An examination of three areas in detail underscores the point.  First, the label with the word FIFTEEN.

Next, a comparison of the top of the head of the figure:

Last, the triangle design in the lower right corner:

It is not credible, based on the comparison above, that the lightened area of the triangle in the UL corner of the proof at left was due to any sort of plate wear.  If so, the entire proof would show a plate terribly worn down, which it clearly does not.  Also, Brookman’s assertion, that the lighter lines of an engraved design would become lighter as the plate wore while the darker lines would become darker, is simply not true.  Both Rembrandt’s “The Three Trees”, and the stamp at right immediately above, demonstrate beyond any doubt that darker lines suffer the same fate as lighter ones when plate wear sets in.  The entire image, and all individual aspects of it, become lighter as the surface of the plate is abraded through use.


 4.  Consistency in Examples of Perry/Brookman “Plate Wear”

The 15¢ banknote “plate wear” as defined and illustrated by Lester Brookman displays a certain rigid consistency, demonstrated below.

 

The white arrows show three generally distinct light areas in the left bevel of the triangle, while the black arrow shows a short full-strength line among the lightened ones.

It is remotely possible that a single relief on a printing plate can wear as unevenly as the example above, that is, so that the only worn spots appear in the left bevel of the triangle.  However all examples of Brookman’s “plate wear” show exactly this pattern.  Below are several examples, taken entirely at random from 15¢ banknotes that show the “plate wear” illustrated in Lester Brookman’s The 19th Century Postage Stamps of the United States. 
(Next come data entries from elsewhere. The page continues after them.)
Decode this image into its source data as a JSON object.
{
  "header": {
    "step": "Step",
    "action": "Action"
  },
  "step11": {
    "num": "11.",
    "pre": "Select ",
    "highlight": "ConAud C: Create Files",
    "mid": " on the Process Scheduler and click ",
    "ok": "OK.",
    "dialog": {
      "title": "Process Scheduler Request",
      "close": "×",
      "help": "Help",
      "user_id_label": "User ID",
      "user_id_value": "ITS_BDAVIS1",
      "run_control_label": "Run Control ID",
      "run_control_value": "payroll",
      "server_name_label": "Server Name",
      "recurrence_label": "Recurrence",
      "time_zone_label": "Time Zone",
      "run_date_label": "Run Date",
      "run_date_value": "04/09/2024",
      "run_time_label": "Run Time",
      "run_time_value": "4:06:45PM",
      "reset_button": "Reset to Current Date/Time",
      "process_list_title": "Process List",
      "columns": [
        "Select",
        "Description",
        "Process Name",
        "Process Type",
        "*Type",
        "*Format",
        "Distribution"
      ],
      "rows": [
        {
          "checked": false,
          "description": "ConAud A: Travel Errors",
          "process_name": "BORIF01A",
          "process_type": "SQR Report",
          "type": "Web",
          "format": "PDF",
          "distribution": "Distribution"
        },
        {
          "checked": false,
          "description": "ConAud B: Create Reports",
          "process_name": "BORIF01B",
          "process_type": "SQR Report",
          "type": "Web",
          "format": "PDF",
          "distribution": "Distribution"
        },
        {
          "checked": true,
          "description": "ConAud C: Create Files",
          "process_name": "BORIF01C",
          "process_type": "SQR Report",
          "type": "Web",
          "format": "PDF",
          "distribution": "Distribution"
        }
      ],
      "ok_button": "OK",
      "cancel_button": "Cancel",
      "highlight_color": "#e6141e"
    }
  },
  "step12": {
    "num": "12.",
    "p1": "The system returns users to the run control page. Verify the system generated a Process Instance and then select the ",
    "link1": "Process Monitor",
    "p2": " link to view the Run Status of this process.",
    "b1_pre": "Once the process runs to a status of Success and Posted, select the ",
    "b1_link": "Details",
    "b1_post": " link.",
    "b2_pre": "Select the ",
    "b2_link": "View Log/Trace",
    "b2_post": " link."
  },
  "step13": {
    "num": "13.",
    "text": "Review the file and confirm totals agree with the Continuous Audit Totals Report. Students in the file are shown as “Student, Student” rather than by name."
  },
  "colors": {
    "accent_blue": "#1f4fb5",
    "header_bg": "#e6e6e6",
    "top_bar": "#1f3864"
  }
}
The three stamps in the top row are soft-paper 189s, on which the printing is somewhat fuzzier, while the bottom three examples are harder-paper 163s.  All six stamps show the three lightened areas and the one remaining dark line as noted above—a mathematical impossibility if all were from different reliefs on plate 31 and Brookman’s “plate wear” were a normal process of the lines breaking down across the plate.  Since the stamps above were chosen at random, the odds against all being by coincidence from the same position on plate 31 would be astronomical. (For further examples, Siegel’s online Powersearch, if used to find all examples of Scott 189 sold at their auctions, will show conclusively that the so-called plate wear described by Lester Brookman follows this distinct pattern to an extraordinary degree.)


5.  Conclusion

It is simply not possible that all positions on plate 31 that show the distinct “Brookman plate wear” were abraded in the exact same fashion all over the plate.  Such remarkable consistency can have had only one source: the “Brookman plate wear” must have been imparted to the plate by the transfer roll, which had been made from a master die that had been altered, either accidentally or deliberately, from its state when it was used to make the transfer roll for the National Bank Note Company’s 15¢ banknote plate. 

Furthermore, since there exist reliefs on plate 31 that without question do not show this “Brookman plate wear” it seems also inescapable that at least two different transfer rolls, made from two different states of the master die, were used to rock in the reliefs on the plate.

It is well established that Continental altered the master dies they received from National and either made new plates (1¢ through at least the 12¢ denominations) or continued to use the old National plates (24¢, 30¢ and 90¢ stamps).  Any theory that supposes they would alter all master dies except the 15¢ raises questions that are difficult to answer.  It is possible that the master die was altered for the production of plate 31 but the resulting secret mark proved too difficult to see, requiring further adjustment to the master die and the making of a new transfer roll; however that is a topic for another, separate inquiry.  It is enough, for the purpose of the current inquiry, to reiterate that the “plate wear” described and illustrated by Lester Brookman on pages 80-89 of the 1947 edition of his The 19th Century Postage Stamps of the United States has in fact nothing to do with how plate 31 wore during its long service printing 15¢ banknote stamps for both the Continental and American Bank Note Companies.